I see no reason for Andrew Lansley to resign or even apologise. He set out the proposals he thought would be the most efficient for the country and for patients. Some others in the health professions disagree, enough to require a modification in the plan and in the speed of implementation. That means we shall have to make those changes, whether they are for the good of the service, the country and patients, or not. I think some of them will be.

JUNE 7th 2011
Cameron announces the revision of his NHS plans

JUNE 13th 2011
And independent report adds its analysis. Cameron hopes now to get back on track.

JUNE 14th 2011
Let's all be clear on one thing - Those who are reasonably happy with the current proposals should accept that but for Andrew Lansley and his original proposals we could never have got where we are today, because those who opposed would never come up with their bottom line. They hoped to DO NOTHING in the ridiculous pretence that we were not headed for a total collapse. We are still not out of danger, but if we can now start to claw back some of what has been lost in the cause of mistaken, defensive policies over the years of admittedly needed investment, we might pull through.

JANUARY 21st 2012
Now we are really in a mess. The collapse of all growth in the UK and most of Europe has rendered the various alternatives to tax-based investment to secure the NHS even more urgent. At the same time the scepticism of the UK health professionals in the actual ability of the coalition government's plans to function as promised has risen dramatically. As I wrote on April 10th last year: "
The implementation itself depends on the active, willing cooperation of a great many professionals in all parts, and at all levels, in the public and private sector." This was in doubt then, but now we are faced with clear hostility. Andrew Lansley points out that some of this is politically motivated based on union pressure against pay restraint. Unfortunately this is now combined with perceptions of 'predatory capitalism' which have been acknowledged in various parts of the economy even by such slow witted commentators as Charles Moore, a Tory now in danger of becoming a communist so ludicrously simple was the basis of his original faith.

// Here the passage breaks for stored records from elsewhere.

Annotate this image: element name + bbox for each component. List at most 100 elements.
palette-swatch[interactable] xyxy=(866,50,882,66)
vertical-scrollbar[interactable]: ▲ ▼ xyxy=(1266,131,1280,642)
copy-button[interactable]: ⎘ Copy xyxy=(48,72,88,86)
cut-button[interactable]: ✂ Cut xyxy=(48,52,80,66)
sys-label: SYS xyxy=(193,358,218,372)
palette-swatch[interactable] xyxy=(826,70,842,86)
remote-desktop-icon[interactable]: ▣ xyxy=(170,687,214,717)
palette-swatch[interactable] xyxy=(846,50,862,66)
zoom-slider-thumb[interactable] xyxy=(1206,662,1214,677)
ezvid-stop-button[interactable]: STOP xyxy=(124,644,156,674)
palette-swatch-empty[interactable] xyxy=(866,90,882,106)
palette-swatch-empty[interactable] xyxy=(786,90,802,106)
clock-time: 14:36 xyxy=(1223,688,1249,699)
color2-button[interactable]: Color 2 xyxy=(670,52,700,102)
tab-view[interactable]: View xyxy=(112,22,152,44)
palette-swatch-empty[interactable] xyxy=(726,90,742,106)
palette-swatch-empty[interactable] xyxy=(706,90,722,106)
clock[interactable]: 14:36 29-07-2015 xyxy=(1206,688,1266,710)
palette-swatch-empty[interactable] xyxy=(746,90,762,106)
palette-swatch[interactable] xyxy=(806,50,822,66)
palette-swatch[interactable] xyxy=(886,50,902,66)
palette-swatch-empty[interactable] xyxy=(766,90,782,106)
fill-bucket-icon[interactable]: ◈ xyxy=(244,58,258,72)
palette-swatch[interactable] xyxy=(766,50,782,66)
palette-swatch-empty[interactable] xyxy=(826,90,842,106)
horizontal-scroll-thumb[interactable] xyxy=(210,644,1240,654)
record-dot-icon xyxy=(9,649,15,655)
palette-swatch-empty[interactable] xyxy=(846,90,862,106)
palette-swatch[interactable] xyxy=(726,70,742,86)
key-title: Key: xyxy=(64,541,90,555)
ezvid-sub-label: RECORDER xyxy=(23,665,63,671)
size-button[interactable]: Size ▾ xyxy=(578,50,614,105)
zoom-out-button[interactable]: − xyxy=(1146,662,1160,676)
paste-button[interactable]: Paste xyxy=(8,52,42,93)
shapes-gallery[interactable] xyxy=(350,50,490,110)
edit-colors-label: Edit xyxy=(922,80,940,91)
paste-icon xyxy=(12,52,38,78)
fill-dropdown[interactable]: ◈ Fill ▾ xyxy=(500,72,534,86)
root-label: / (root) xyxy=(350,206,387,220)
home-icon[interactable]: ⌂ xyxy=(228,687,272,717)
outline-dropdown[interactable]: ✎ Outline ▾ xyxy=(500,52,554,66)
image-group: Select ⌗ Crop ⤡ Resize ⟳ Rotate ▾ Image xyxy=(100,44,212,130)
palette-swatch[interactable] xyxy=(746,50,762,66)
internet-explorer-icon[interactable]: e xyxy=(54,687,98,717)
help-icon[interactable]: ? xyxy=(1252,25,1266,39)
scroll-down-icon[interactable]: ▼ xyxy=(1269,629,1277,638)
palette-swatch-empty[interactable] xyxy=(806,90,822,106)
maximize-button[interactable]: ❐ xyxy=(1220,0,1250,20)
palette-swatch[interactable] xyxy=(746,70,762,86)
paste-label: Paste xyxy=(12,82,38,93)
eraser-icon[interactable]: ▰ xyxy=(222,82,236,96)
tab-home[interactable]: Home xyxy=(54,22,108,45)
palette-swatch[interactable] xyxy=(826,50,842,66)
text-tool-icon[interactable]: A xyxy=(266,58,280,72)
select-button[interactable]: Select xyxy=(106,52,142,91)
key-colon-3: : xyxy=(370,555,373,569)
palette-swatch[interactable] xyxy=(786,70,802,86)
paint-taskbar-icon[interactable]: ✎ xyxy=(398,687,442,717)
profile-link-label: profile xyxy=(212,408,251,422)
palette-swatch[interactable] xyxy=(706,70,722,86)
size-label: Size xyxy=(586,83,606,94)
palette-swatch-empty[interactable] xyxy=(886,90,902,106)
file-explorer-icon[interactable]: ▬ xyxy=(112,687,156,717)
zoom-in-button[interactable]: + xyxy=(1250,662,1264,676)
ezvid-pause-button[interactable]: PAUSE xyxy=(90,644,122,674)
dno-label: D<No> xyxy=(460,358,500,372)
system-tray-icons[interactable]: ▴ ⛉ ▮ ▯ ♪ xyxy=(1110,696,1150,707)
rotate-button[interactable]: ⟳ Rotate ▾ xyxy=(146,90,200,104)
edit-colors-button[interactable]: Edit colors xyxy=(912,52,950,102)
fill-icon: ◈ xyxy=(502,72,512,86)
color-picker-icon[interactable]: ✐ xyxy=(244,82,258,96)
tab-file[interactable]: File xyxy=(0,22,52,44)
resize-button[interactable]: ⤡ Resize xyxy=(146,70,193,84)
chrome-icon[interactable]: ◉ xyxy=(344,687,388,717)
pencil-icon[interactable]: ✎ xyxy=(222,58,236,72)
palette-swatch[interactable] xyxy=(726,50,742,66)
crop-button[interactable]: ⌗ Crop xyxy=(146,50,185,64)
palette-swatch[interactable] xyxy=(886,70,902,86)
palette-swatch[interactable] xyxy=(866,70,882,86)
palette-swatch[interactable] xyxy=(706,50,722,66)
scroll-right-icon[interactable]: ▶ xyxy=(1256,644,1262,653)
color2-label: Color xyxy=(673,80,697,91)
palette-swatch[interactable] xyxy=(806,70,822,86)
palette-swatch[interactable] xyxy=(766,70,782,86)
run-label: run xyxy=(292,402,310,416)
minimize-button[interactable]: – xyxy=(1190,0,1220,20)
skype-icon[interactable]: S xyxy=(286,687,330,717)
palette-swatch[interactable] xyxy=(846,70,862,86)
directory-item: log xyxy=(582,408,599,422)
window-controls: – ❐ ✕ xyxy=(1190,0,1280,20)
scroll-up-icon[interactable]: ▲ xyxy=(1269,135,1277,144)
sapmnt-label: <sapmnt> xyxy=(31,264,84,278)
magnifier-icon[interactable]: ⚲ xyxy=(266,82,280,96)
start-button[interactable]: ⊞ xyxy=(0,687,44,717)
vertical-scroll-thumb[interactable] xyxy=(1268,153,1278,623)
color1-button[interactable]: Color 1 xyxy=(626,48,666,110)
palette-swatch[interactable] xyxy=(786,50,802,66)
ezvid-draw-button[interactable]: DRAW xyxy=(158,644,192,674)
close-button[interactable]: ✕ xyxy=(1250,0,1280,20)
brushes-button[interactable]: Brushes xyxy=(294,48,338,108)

The roar of Babel rises as those who support nurses below the poverty level strive to be heard above others berating fat-cat GPs. There are a some, admittedly, of each. Over all comes the condemnation that none of the reformed services can in truth be 'managed' by the medical experts who interface with patients but will be farmed out to huge accountancy forms like KPMG and medico-technical conglomerates in the United States for the benefit of shareholders.

There is no doubt now that while all claim righteousness, apart from those truly impoverished through no fault of their own what we will see is a battle of vested interests on all sides where none are wholly in the right but like the two main political parties in the United States would rather fight to the death of the nation than respect each other's point of view.